No, nobody is offended, I have only mentioned the third commandment ("Thou shalt not take the name of the Lord in vain").
It is the reason why the believers use substitutions like "ježkovy oči" (beginning with "jež-" like "ježíšmarjá").

For example, if you see something surprising or amazing, you can say "ježkovy oči" in Czech.

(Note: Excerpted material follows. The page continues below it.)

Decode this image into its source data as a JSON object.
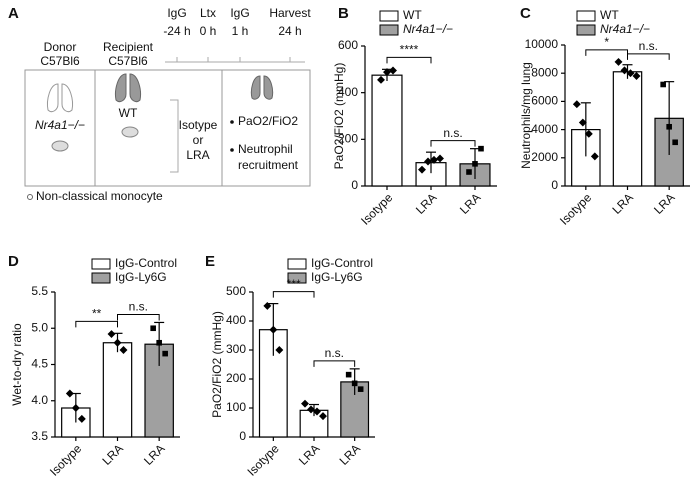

Nowadays it is probably commoner than the somewhat outdated "ježíšmarjá".


----------



## morior_invictus

jasio said:


> Actually, in Polish it's "Jezus, Maria!"


I've also heard this used in Slovakia.


francisgranada said:


> Slovak: "ježišmária" or "ježišmaria".


Some people even add "Jozef" to it. 

My knowledge of Hungarian is very limited but, in Bratislava, one can also hear "Kristušát Máriat!" (Kristuszsat Mariat ) or "Kristušát neky!" (Kristuszsat neki ).


----------



## jasio

Vukabular said:


> In my opinion a conjuction "and" should stand between two names which is missing in this case and leads me to the conclusion that it is a name and an adjective.

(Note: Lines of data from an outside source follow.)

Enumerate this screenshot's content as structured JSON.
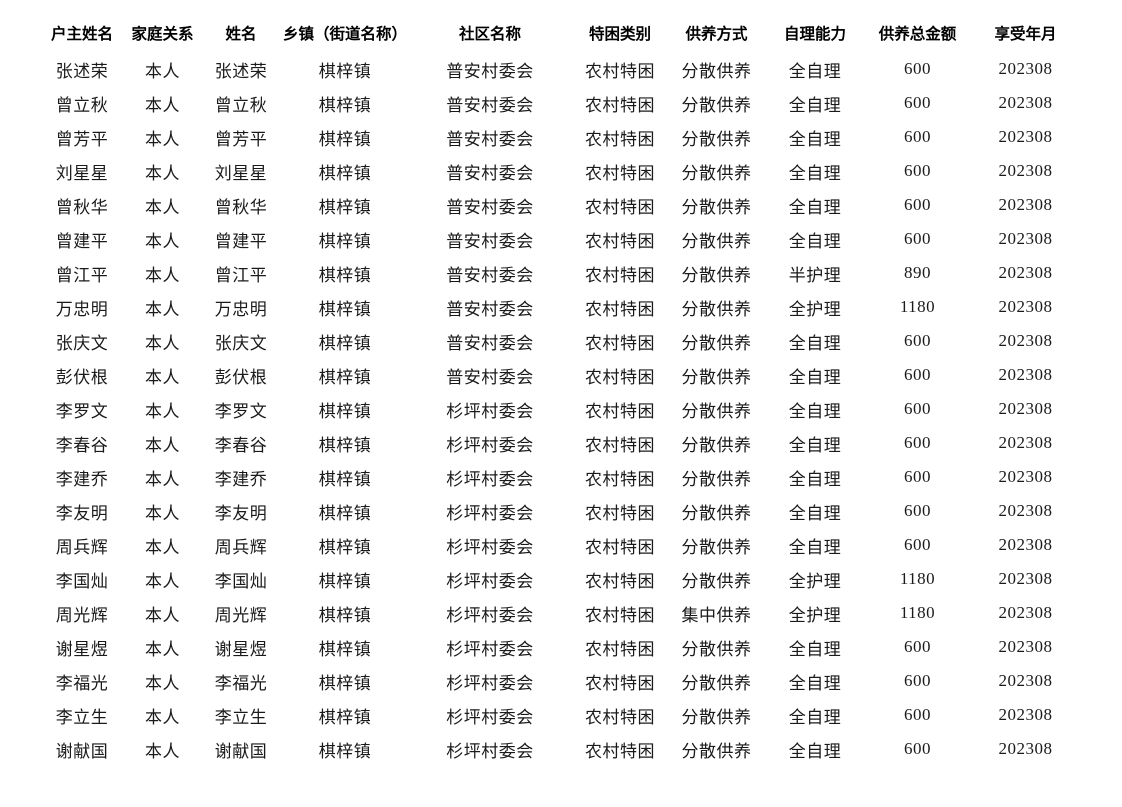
{
  "page": {
    "background_color": "#ffffff",
    "text_color": "#000000"
  },
  "table": {
    "header_keys": [
      "householder-name",
      "family-relation",
      "name",
      "township-street-name",
      "community-name",
      "poverty-category",
      "support-method",
      "self-care-ability",
      "total-support-amount",
      "benefit-year-month"
    ],
    "headers": [
      "户主姓名",
      "家庭关系",
      "姓名",
      "乡镇（街道名称）",
      "社区名称",
      "特困类别",
      "供养方式",
      "自理能力",
      "供养总金额",
      "享受年月"
    ],
    "rows": [
      [
        "张述荣",
        "本人",
        "张述荣",
        "棋梓镇",
        "普安村委会",
        "农村特困",
        "分散供养",
        "全自理",
        "600",
        "202308"
      ],
      [
        "曾立秋",
        "本人",
        "曾立秋",
        "棋梓镇",
        "普安村委会",
        "农村特困",
        "分散供养",
        "全自理",
        "600",
        "202308"
      ],
      [
        "曾芳平",
        "本人",
        "曾芳平",
        "棋梓镇",
        "普安村委会",
        "农村特困",
        "分散供养",
        "全自理",
        "600",
        "202308"
      ],
      [
        "刘星星",
        "本人",
        "刘星星",
        "棋梓镇",
        "普安村委会",
        "农村特困",
        "分散供养",
        "全自理",
        "600",
        "202308"
      ],
      [
        "曾秋华",
        "本人",
        "曾秋华",
        "棋梓镇",
        "普安村委会",
        "农村特困",
        "分散供养",
        "全自理",
        "600",
        "202308"
      ],
      [
        "曾建平",
        "本人",
        "曾建平",
        "棋梓镇",
        "普安村委会",
        "农村特困",
        "分散供养",
        "全自理",
        "600",
        "202308"
      ],
      [
        "曾江平",
        "本人",
        "曾江平",
        "棋梓镇",
        "普安村委会",
        "农村特困",
        "分散供养",
        "半护理",
        "890",
        "202308"
      ],
      [
        "万忠明",
        "本人",
        "万忠明",
        "棋梓镇",
        "普安村委会",
        "农村特困",
        "分散供养",
        "全护理",
        "1180",
        "202308"
      ],
      [
        "张庆文",
        "本人",
        "张庆文",
        "棋梓镇",
        "普安村委会",
        "农村特困",
        "分散供养",
        "全自理",
        "600",
        "202308"
      ],
      [
        "彭伏根",
        "本人",
        "彭伏根",
        "棋梓镇",
        "普安村委会",
        "农村特困",
        "分散供养",
        "全自理",
        "600",
        "202308"
      ],
      [
        "李罗文",
        "本人",
        "李罗文",
        "棋梓镇",
        "杉坪村委会",
        "农村特困",
        "分散供养",
        "全自理",
        "600",
        "202308"
      ],
      [
        "李春谷",
        "本人",
        "李春谷",
        "棋梓镇",
        "杉坪村委会",
        "农村特困",
        "分散供养",
        "全自理",
        "600",
        "202308"
      ],
      [
        "李建乔",
        "本人",
        "李建乔",
        "棋梓镇",
        "杉坪村委会",
        "农村特困",
        "分散供养",
        "全自理",
        "600",
        "202308"
      ],
      [
        "李友明",
        "本人",
        "李友明",
        "棋梓镇",
        "杉坪村委会",
        "农村特困",
        "分散供养",
        "全自理",
        "600",
        "202308"
      ],
      [
        "周兵辉",
        "本人",
        "周兵辉",
        "棋梓镇",
        "杉坪村委会",
        "农村特困",
        "分散供养",
        "全自理",
        "600",
        "202308"
      ],
      [
        "李国灿",
        "本人",
        "李国灿",
        "棋梓镇",
        "杉坪村委会",
        "农村特困",
        "分散供养",
        "全护理",
        "1180",
        "202308"
      ],
      [
        "周光辉",
        "本人",
        "周光辉",
        "棋梓镇",
        "杉坪村委会",
        "农村特困",
        "集中供养",
        "全护理",
        "1180",
        "202308"
      ],
      [
        "谢星煜",
        "本人",
        "谢星煜",
        "棋梓镇",
        "杉坪村委会",
        "农村特困",
        "分散供养",
        "全自理",
        "600",
        "202308"
      ],
      [
        "李福光",
        "本人",
        "李福光",
        "棋梓镇",
        "杉坪村委会",
        "农村特困",
        "分散供养",
        "全自理",
        "600",
        "202308"
      ],
      [
        "李立生",
        "本人",
        "李立生",
        "棋梓镇",
        "杉坪村委会",
        "农村特困",
        "分散供养",
        "全自理",
        "600",
        "202308"
      ],
      [
        "谢献国",
        "本人",
        "谢献国",
        "棋梓镇",
        "杉坪村委会",
        "农村特困",
        "分散供养",
        "全自理",
        "600",
        "202308"
      ]
    ]
  }
}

It's an interjection, not a phrase. In Polish It's written with a coma, albeit it's pronounced as one string of vocals: Jezus, Maria. Back then also a Joseph could be added: Jezus, Maria, Józef.

I think that your speculation goes too far based on a mere lack of a conjunction. Besides, it just does not make much sense. Even if some ancient roots could really lead to isis, for the speakers it would not mean anything, because their clear intention was to refer to Jesus Christ.


----------



## Glasguensis

Vukabular said:


> In my opinion a conjuction "and" should stand between two names which is missing in this case and leads me to the conclusion that it is a name and an adjective.

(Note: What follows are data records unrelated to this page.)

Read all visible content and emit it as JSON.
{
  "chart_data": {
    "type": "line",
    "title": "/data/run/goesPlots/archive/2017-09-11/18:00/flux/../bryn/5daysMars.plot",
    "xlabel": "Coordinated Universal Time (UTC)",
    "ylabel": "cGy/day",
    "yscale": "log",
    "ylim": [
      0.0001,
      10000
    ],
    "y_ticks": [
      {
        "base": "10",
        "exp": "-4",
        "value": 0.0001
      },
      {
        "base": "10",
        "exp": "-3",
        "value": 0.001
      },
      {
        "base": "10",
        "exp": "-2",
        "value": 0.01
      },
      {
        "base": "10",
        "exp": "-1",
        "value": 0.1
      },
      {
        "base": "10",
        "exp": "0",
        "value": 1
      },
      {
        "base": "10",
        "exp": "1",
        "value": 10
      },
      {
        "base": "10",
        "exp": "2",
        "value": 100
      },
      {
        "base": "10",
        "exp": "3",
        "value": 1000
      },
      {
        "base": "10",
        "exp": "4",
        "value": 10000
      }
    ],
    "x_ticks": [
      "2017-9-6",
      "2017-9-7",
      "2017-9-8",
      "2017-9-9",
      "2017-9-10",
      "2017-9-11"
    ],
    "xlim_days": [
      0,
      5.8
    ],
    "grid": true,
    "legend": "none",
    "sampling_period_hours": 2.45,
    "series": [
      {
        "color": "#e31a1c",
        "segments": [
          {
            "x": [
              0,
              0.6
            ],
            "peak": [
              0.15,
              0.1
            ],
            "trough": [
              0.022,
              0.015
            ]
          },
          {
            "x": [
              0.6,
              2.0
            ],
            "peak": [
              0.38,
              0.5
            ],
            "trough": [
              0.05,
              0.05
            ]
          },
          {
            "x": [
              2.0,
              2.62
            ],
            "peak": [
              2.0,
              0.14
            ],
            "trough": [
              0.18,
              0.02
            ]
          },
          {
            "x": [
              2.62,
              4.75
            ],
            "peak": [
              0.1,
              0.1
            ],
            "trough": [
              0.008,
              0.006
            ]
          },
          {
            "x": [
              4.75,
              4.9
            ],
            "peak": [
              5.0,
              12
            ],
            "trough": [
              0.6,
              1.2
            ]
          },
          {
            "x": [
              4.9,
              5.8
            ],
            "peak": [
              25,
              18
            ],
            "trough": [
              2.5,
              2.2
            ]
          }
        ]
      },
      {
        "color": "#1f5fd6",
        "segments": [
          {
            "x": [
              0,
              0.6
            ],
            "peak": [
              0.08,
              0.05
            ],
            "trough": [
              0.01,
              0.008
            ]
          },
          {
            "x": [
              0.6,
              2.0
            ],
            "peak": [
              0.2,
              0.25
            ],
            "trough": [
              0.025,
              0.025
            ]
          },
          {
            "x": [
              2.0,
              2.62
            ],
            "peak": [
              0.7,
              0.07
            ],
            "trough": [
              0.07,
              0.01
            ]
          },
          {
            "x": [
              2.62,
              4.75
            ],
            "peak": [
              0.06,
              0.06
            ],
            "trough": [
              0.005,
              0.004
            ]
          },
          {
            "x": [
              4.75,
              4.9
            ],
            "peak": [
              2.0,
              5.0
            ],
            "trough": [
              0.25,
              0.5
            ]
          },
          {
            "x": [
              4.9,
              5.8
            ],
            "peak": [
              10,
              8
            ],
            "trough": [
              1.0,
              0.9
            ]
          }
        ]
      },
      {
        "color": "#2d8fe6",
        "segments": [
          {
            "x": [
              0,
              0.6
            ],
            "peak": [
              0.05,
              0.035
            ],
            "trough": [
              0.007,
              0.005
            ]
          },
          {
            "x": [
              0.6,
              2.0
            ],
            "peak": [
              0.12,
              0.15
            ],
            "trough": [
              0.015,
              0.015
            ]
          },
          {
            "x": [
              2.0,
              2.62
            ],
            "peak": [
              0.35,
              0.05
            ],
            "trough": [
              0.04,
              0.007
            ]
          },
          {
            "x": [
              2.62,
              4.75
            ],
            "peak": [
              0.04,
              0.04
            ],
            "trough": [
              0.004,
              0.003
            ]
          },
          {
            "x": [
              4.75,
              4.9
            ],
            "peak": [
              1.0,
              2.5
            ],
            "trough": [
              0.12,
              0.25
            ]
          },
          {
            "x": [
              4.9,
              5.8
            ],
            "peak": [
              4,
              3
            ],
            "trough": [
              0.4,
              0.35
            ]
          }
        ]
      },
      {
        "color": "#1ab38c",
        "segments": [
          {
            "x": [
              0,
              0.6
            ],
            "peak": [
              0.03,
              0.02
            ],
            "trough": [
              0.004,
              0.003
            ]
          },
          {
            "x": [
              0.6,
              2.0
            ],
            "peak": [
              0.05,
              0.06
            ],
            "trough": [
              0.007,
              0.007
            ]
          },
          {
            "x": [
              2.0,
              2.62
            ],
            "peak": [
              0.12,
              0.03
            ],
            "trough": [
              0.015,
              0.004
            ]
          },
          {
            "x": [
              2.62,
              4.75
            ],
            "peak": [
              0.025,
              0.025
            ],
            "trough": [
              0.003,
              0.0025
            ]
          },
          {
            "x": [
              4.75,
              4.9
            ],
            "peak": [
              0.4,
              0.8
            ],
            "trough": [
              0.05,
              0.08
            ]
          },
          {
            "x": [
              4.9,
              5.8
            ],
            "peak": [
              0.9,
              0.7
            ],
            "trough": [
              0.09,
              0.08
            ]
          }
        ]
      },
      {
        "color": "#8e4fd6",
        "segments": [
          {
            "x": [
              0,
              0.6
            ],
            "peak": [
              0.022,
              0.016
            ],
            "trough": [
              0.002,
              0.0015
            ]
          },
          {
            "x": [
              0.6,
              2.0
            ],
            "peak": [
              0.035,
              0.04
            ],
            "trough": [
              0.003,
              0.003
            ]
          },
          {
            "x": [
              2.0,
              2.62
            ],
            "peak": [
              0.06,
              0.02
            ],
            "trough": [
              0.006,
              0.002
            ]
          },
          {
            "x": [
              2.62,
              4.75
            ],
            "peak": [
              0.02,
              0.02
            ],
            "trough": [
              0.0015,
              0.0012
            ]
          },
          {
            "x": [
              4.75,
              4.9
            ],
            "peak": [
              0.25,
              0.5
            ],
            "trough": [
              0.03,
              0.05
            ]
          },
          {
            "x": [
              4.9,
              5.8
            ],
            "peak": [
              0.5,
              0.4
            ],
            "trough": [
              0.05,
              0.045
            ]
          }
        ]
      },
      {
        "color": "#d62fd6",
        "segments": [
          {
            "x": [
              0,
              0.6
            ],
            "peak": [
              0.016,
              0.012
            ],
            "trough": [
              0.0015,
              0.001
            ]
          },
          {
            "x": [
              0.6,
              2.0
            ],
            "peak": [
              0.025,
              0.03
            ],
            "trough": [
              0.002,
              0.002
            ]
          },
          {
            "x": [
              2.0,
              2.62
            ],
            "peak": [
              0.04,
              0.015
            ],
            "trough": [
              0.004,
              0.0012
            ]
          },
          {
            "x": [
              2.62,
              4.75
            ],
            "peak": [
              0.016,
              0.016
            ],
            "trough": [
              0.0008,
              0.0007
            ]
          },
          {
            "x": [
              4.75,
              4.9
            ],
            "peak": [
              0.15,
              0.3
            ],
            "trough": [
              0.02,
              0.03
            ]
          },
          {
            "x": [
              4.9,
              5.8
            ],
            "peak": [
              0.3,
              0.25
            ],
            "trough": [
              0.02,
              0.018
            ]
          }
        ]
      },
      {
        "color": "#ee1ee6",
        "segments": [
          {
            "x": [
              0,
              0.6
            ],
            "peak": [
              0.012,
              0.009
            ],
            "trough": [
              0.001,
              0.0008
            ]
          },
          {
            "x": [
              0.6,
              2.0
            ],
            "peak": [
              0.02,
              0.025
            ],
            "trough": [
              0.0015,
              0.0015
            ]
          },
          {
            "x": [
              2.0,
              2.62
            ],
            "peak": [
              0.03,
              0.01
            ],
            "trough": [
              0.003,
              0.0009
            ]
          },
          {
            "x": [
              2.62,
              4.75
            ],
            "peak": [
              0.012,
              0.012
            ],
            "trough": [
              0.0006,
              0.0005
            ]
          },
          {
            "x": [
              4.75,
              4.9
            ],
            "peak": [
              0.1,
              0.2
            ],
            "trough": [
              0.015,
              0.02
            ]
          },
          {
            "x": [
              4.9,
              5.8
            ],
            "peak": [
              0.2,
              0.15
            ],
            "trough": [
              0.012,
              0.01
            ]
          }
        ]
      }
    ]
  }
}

That is frankly ludicrous. Idiomatic expressions, especially interjections, often get deformed over time, and the absence of an unnecessary « and » allows us to conclude nothing whatsoever. Serious etymology, as others have already mentioned, relies on finding references and prior usage. For example for the moment you haven’t demonstrated that what you propose as a source expression was actually used in pre-Christian Greco-roman culture, whereas the relative wealth of written material from this time ought to permit it.


----------